Domestic extremism is also highly adaptable by nature. Far-right extremism has absorbed wide swaths of disaffected citizens upset about recent Covid-19 shutdowns and mask and vaccine mandates, alongside more traditional grievances related to immigration and demographic change. It is fueled by massive amounts of disinformation and propaganda that ranges from Holocaust denial and scientific racism to conspiracy theories about a global cabal of elites trafficking in children. Its radicalization pathways are disjointed and lead to violent outcomes in sometimes unpredictable ways. Most far-right terrorists aren’t affiliated with groups at all.
Countering these forms of extremism requires a different approach than the ones we have become familiar with in the aftermath of 9/11 and the global war on terror that ensued. The counterterrorism approaches of the past two decades focused heavily on law enforcement readiness, aiming to prevent violent extremism by improving surveillance, intelligence, and the use of tactics like extremist group infiltration. The clear aim was oriented toward fringe groups, with a goal of monitoring and disrupting plots before they were executed.
The rampant spread of disinformation and dangerous conspiracy theories poses a threat to our communities, our elections, and our democracy itself.
Those efforts may well still be necessary into the future. International and Islamist terrorism still represents a tremendous threat to the U.S. and to our allies around the world. And new forms of extremism, including unexpected cross-ideological coalitions, are ever-evolving. But we can’t repeat the mistakes of the past by turning a blind eye toward any form of extremism across the ideological spectrum.
But to effectively address the domestic violent extremism we face today, we have to shift our focus from the fringe to the mainstream. The rampant spread of disinformation and dangerous conspiracy theories poses a threat to our communities, our elections, and our democracy itself. We need earlier prevention and intervention that equips everyone with the tools to recognize and resist propaganda, disinformation, and the persuasive tactics of extremist rhetoric.

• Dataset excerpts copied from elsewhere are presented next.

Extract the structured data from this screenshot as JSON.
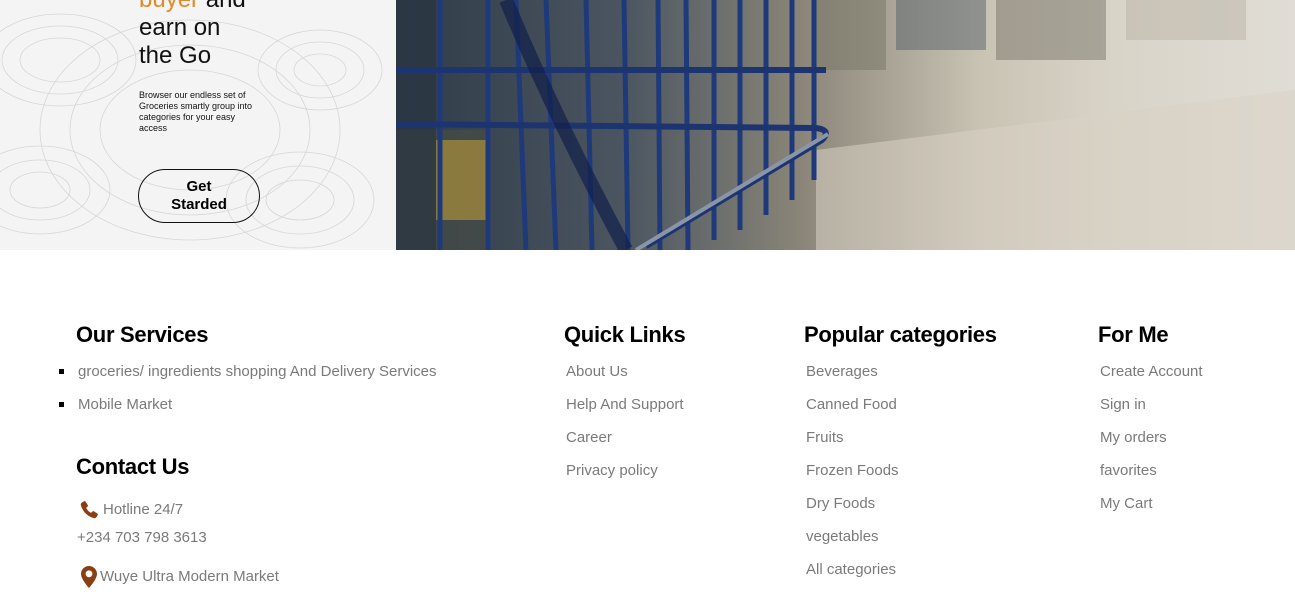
{
  "hero": {
    "headline_accent": "buyer",
    "headline_line1_rest": " and",
    "headline_line2": "earn on",
    "headline_line3": "the Go",
    "subtext": "Browser our endless set of Groceries smartly group into categories for your easy access",
    "cta_label": "Get Starded"
  },
  "colors": {
    "accent": "#e08a2c",
    "icon_brown": "#8a3f12",
    "link_gray": "#7a7a7a"
  },
  "footer": {
    "services": {
      "title": "Our Services",
      "items": [
        "groceries/ ingredients shopping And Delivery Services",
        "Mobile Market"
      ]
    },
    "contact": {
      "title": "Contact Us",
      "hotline_label": "Hotline 24/7",
      "phone": "+234 703 798 3613",
      "address": "Wuye Ultra Modern Market",
      "phone_icon": "phone-icon",
      "location_icon": "location-pin-icon"
    },
    "quick_links": {
      "title": "Quick Links",
      "items": [
        "About Us",
        "Help And Support",
        "Career",
        "Privacy policy"
      ]
    },
    "popular": {
      "title": "Popular categories",
      "items": [
        "Beverages",
        "Canned Food",
        "Fruits",
        "Frozen Foods",
        "Dry Foods",
        "vegetables",
        "All categories"
      ]
    },
    "for_me": {
      "title": "For Me",
      "items": [
        "Create Account",
        "Sign in",
        "My orders",
        "favorites",
        "My Cart"
      ]
    }
  }
}
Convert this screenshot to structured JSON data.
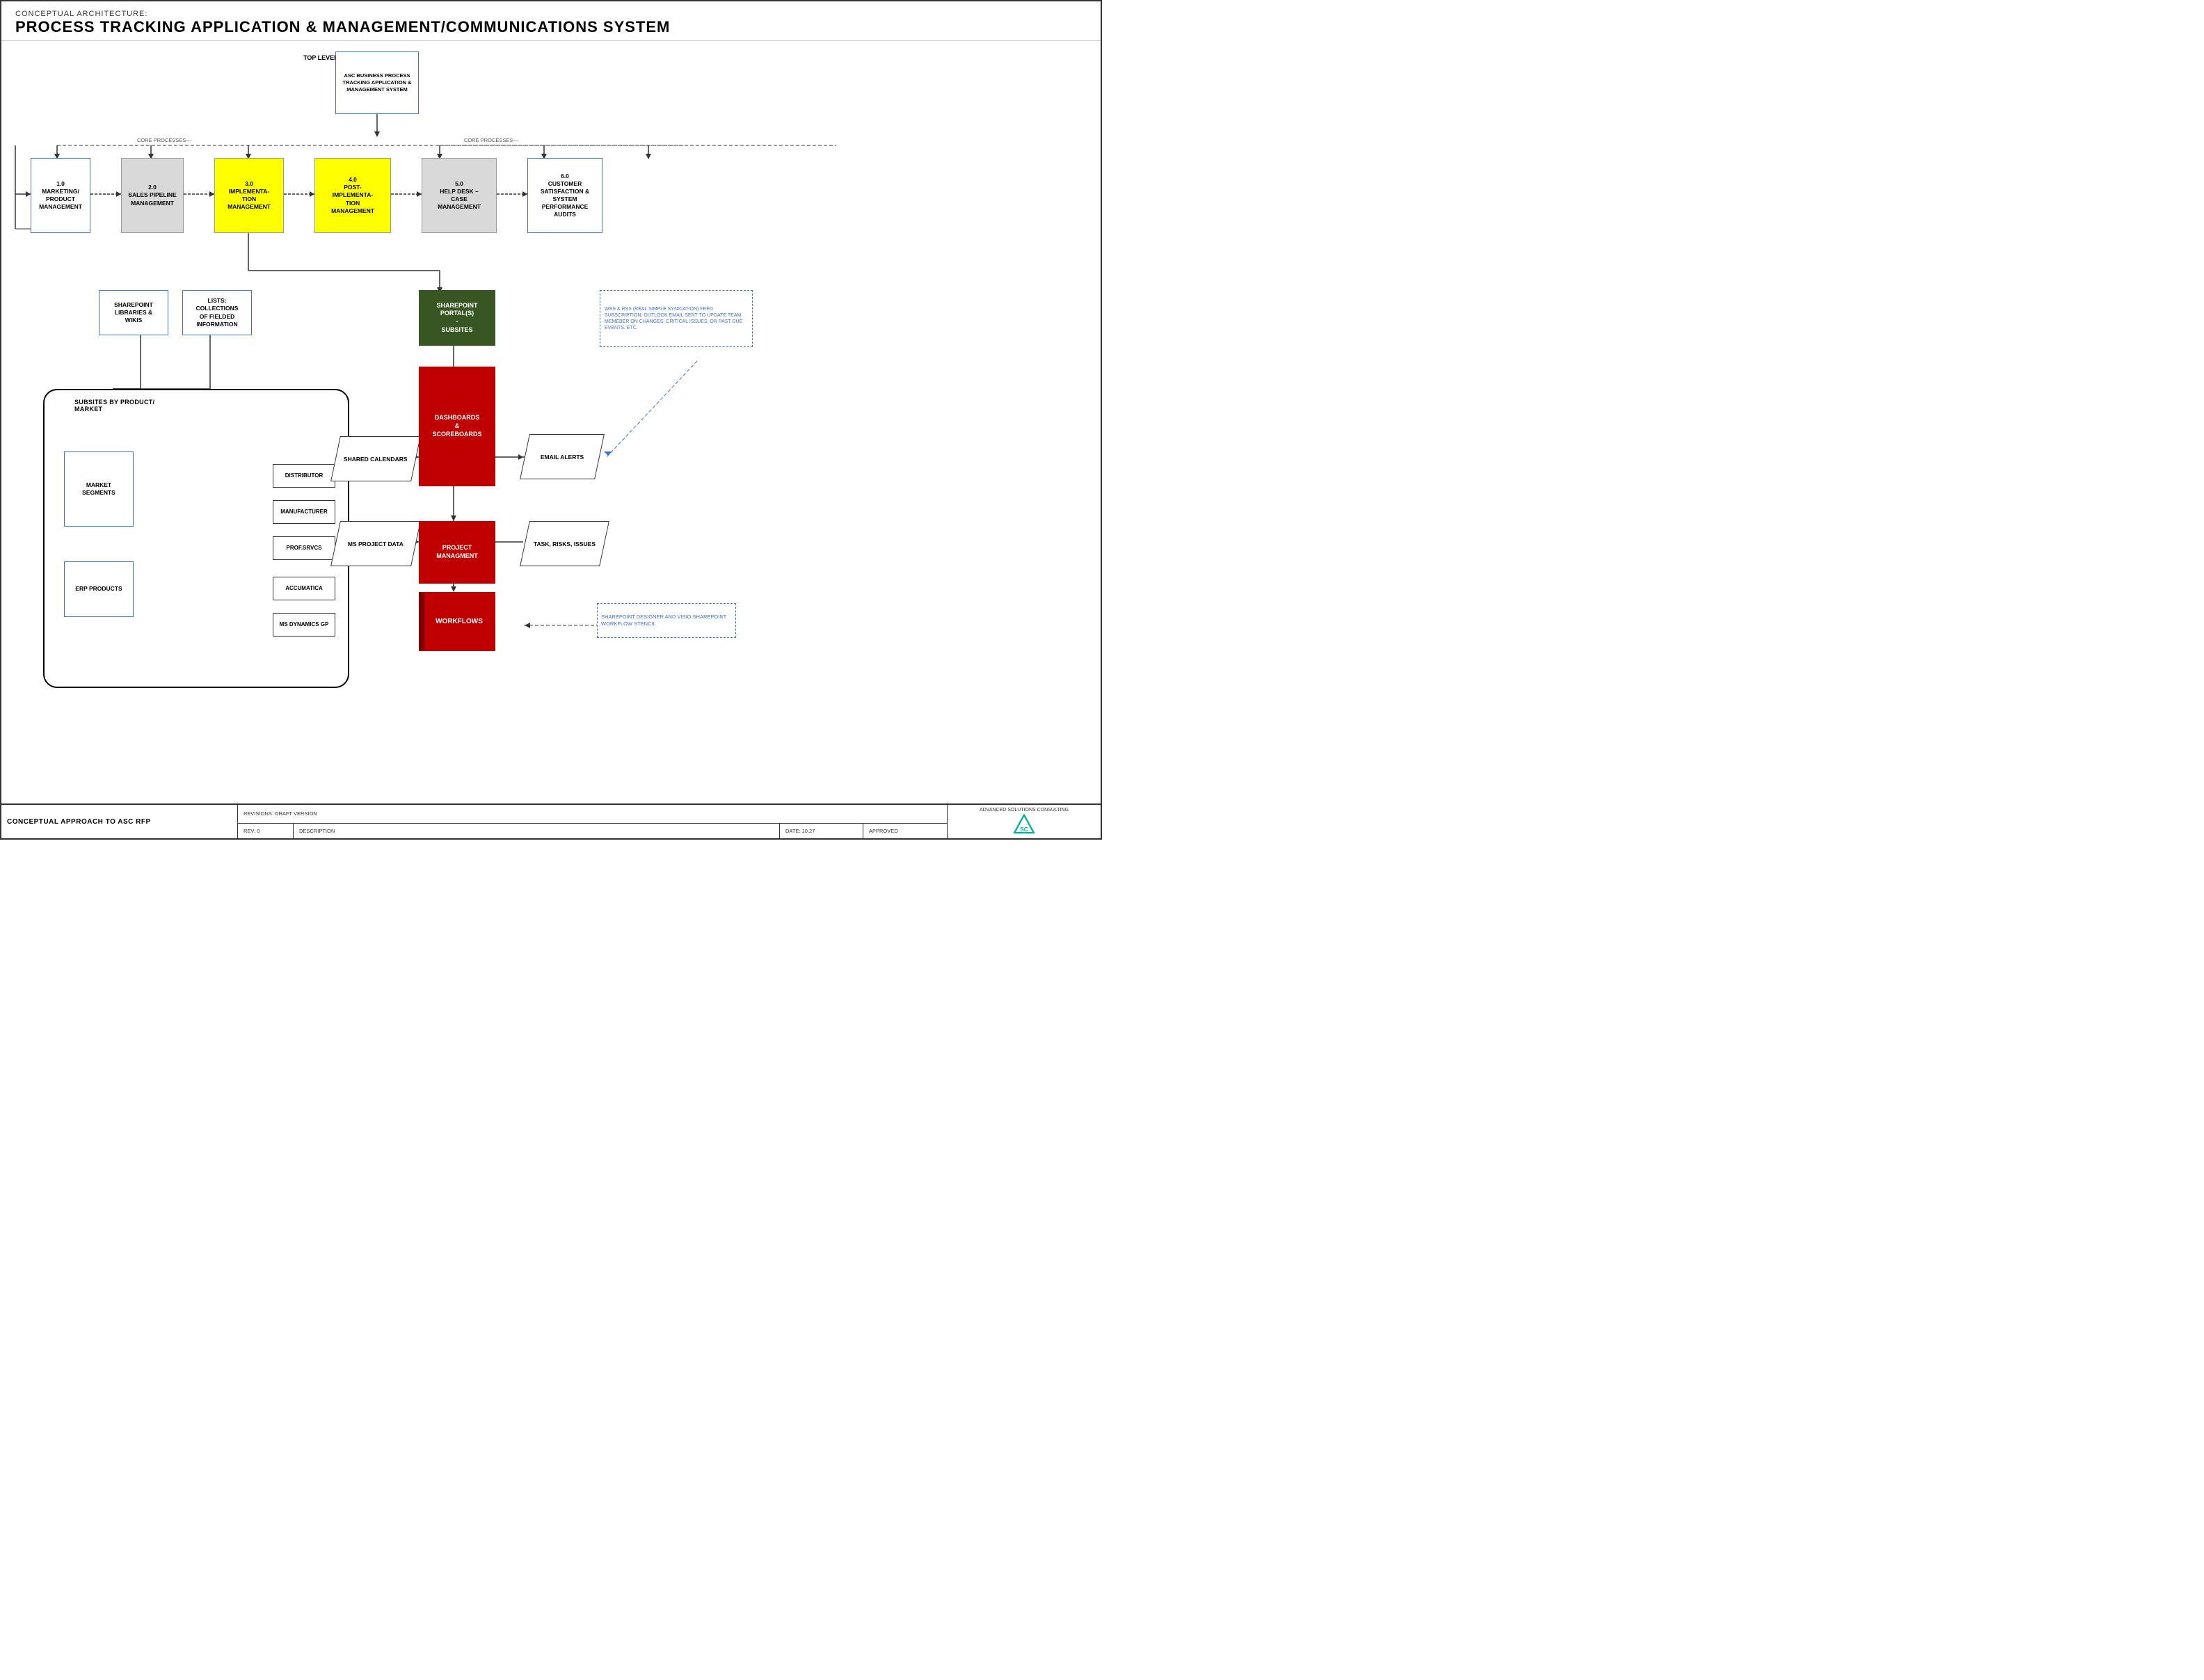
{
  "page": {
    "header_sub": "CONCEPTUAL ARCHITECTURE:",
    "header_title": "PROCESS TRACKING APPLICATION & MANAGEMENT/COMMUNICATIONS SYSTEM"
  },
  "top_box": {
    "label": "ASC BUSINESS PROCESS TRACKING APPLICATION & MANAGEMENT SYSTEM"
  },
  "top_level_label": "TOP LEVEL\nSITE",
  "core_processes_label": "CORE PROCESSES",
  "process_boxes": [
    {
      "id": "p1",
      "label": "1.0\nMARKETING/\nPRODUCT\nMANAGEMENT",
      "style": "blue-border"
    },
    {
      "id": "p2",
      "label": "2.0\nSALES PIPELINE\nMANAGEMENT",
      "style": "gray"
    },
    {
      "id": "p3",
      "label": "3.0\nIMPLEMENTA-\nTION\nMANAGEMENT",
      "style": "yellow"
    },
    {
      "id": "p4",
      "label": "4.0\nPOST-\nIMPLEMENTA-\nTION\nMANAGEMENT",
      "style": "yellow"
    },
    {
      "id": "p5",
      "label": "5.0\nHELP DESK –\nCASE\nMANAGEMENT",
      "style": "gray"
    },
    {
      "id": "p6",
      "label": "6.0\nCUSTOMER\nSATISFACTION &\nSYSTEM\nPERFORMANCE\nAUDITS",
      "style": "blue-border"
    }
  ],
  "sharepoint_libraries": "SHAREPOINT\nLIBRARIES &\nWIKIS",
  "lists_box": "LISTS:\nCOLLECTIONS\nOF FIELDED\nINFORMATION",
  "sharepoint_portal": "SHAREPOINT\nPORTAL(S)\n-\nSUBSITES",
  "wss_rss_label": "WSS & RSS (REAL SIMPLE SYNICATION) FEED SUBSCRIPTION: OUTLOOK EMAIL SENT TO UPDATE TEAM MEMEBER ON CHANGES, CRITICAL ISSUES, OR PAST DUE EVENTS, ETC.",
  "subsites_by_product_label": "SUBSITES BY PRODUCT/\nMARKET",
  "market_segments_label": "MARKET\nSEGMENTS",
  "erp_products_label": "ERP PRODUCTS",
  "distributor_label": "DISTRIBUTOR",
  "manufacturer_label": "MANUFACTURER",
  "prof_srvcs_label": "PROF.SRVCS",
  "accumatica_label": "ACCUMATICA",
  "ms_dynamics_label": "MS DYNAMICS GP",
  "shared_calendars_label": "SHARED\nCALENDARS",
  "dashboards_label": "DASHBOARDS\n&\nSCOREBOARDS",
  "email_alerts_label": "EMAIL ALERTS",
  "ms_project_label": "MS PROJECT\nDATA",
  "project_mgmt_label": "PROJECT\nMANAGMENT",
  "task_risks_label": "TASK, RISKS,\nISSUES",
  "workflows_label": "WORKFLOWS",
  "sp_designer_label": "SHAREPOINT DESIGNER AND VISIO SHAREPOINT WORKFLOW STENCIL",
  "footer": {
    "left_label": "CONCEPTUAL APPROACH TO ASC RFP",
    "revisions_label": "REVISIONS: DRAFT VERSION",
    "rev_label": "REV: 0",
    "description_label": "DESCRIPTION",
    "date_label": "DATE: 10,27",
    "approved_label": "APPROVED",
    "company_label": "ADVANCED SOLUTIONS CONSULTING",
    "sc_text": "SC"
  }
}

Focusing on the kinds of digital literacy that might help ordinary individuals be more resistant to propaganda and disinformation will not solve all our problems with domestic violent extremism. We must also find ways to address the underlying social and political issues that help drive extremists’ grievances. Counterterrorism experts too often treat white supremacist extremism, for example, as if it is separate from the broader, systemic problem of white supremacy itself. We ignore intersecting issues that clearly drive violence, like the widespread availability of weapons and a lack of effective gun control. Any successful approach to combating domestic extremism will need to be deep and multifaceted.
But investing in prevention that equips the mainstream to resist the persuasive tactics of the extremist fringe is an essential step in stemming the spread of domestic extremism. As we acknowledge and honor the anniversary of 9/11, there is no better time to call on everyone in the mainstream to recognize the part they play in defending democracy.